Dois pontos acerca dos estágios de aprendizagem, ainda não mencionados até aqui, merecem ser ressaltados agora. O primeiro diz respeito à enculturação: não é apenas o estilo de um mestre que influencia o aprendiz. Por estar imerso em uma certa cultura, adquire-se, durante o processo de aprendizagem, o que Aristóteles chamou de practical wisdom (sabedoria prática, em tradução livre) – destaca Dreyfus (2009, p. 45). O segundo ponto é o seguinte: já que professores influenciam e inspiram seus aprendizes, eles podem levar à formação de estudantes mais ou menos envolvidos emocionalmente com as situações de aprendizagem que vivenciam.
Se, a cada vez que nos dispomos a aprender algo novo, precisamos, de alguma maneira, das regras para dar início à aprendizagem – ainda que fique para trás aquela versão descontextualizada, desconectada da realidade desse conjunto de instruções –, como é que fazemos para agir numa certa velocidade e de uma maneira coordenada, adequada a cada situação que vivemos? Isto é, como conseguimos nos sair tão bem em nossas atividades cotidianas, aquelas que nem mesmo nos são ensinadas de maneira formal? Como damos conta da vasta gama de fatos que supostamente compõem a sabedoria do senso comum, sendo capazes de lançar mão justamente daqueles que são mais importantes em cada momento? Não podemos ser melhores nisso do que um computador pode ser, mas o ponto é que não precisamos, porque não agimos dessa maneira (Dreyfus, 2005). Como Dreyfus coloca, nós, pouco a pouco, nos tornamos bons em discriminar, ou seja, em escolher aquilo que nos é relevante em cada situação. Não há um único conjunto de regras que dê conta de tudo isso.
Uma vez que estamos imersos no mundo, com seus ambientes compostos de inúmeras variáveis e gerando as múltiplas contextualizações, engajamo-nos nesses espaços de maneira habilidosa, e isso ocorre por coexistirmos em harmonia com o mundo. O conceito de Dreyfus que define esse estar-no-mundo habilidoso é o de skillful coping 13. Como seres skillful, nós ganhamos uma nova dimensão para pensar a maneira como funcionamos, como agimos, como operamos neste mundo, que não está apartado de nós; o mundo somos nós, nós somos o mundo; por isso o engajamento com ele é tão fluido e envolvente. Somente podemos ser assim – tão hábeis e eficientes em nosso engajamento com o mundo – porque agimos a partir de nossos corpos.

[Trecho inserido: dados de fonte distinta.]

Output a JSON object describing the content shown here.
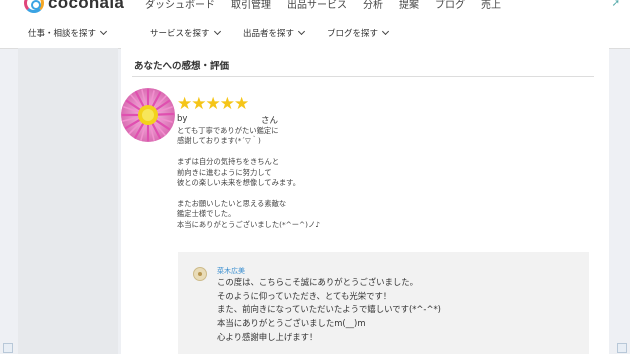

Esse entendimento se contrapõe à interpretação predominante na tradição filosófica, de Platão a Descartes e persistindo até hoje, que atribui ao corpo uma posição pouco privilegiada dentre os elementos ligados à razão. Tradicionalmente, o corpo não seria um apoio, muito menos parte constitutiva; seria, por vezes, até mesmo um obstáculo à inteligência e à razão – o que Dreyfus (1992, p. 235) reforça; a coisa pensante (Res Cogitans) de Descartes não tinha corpo, e ainda era necessário tomar o cuidado de não se enganar com ele, para encontrar a verdade e se livrar das falsas impressões; o conhecimento deveria vir da mente, e não do corpo; e a mente, por sua vez, seria mais fácil de conhecer do que o corpo, pelo acesso direto que se teria a ela (Leporace, 2019).
Dreyfus nos conduz a perceber que o acesso direto é, na verdade, aquele que temos, a partir de nossos corpos, ao mundo que habitamos. E somos nós que constituímos esse mundo, agindo sobre ele, modificando-o, atribuindo-lhe sentido. Longe de se limitarem a meras máquinas cartesianas, extensões carnais capazes de transviar o caminho da busca pela verdade científica empreendido pela mens.cogito, os corpos respondem pelos processos envolvidos em viver e em adquirir conhecimento de maneira ativa. Tanto precisamos de nossos corpos para ter comportamento inteligente que, se quisermos ter computadores para além do comportamento formalizável, eles deverão ter corpos; se não têm, o projeto da inteligência artificial já nasce fadado ao fracasso (Dreyfus, 1992, p. 235).
Há algo, porém, no entendimento de Descartes quanto à mente humana que foi aproveitado integralmente por Dreyfus. Por que Descartes – quem Dreyfus conta ter sido também o primeiro a conceber a possibilidade da criação de robôs – teria atribuído a capacidade da razão a uma mente, isto é, a algo (na concepção dele) imaterial? Porque ele entendeu que uma máquina (o corpo) não daria conta de trabalhar em tantas situações diferentes, e então precisava compreender como isso se daria: a mente é que teria essa capacidade.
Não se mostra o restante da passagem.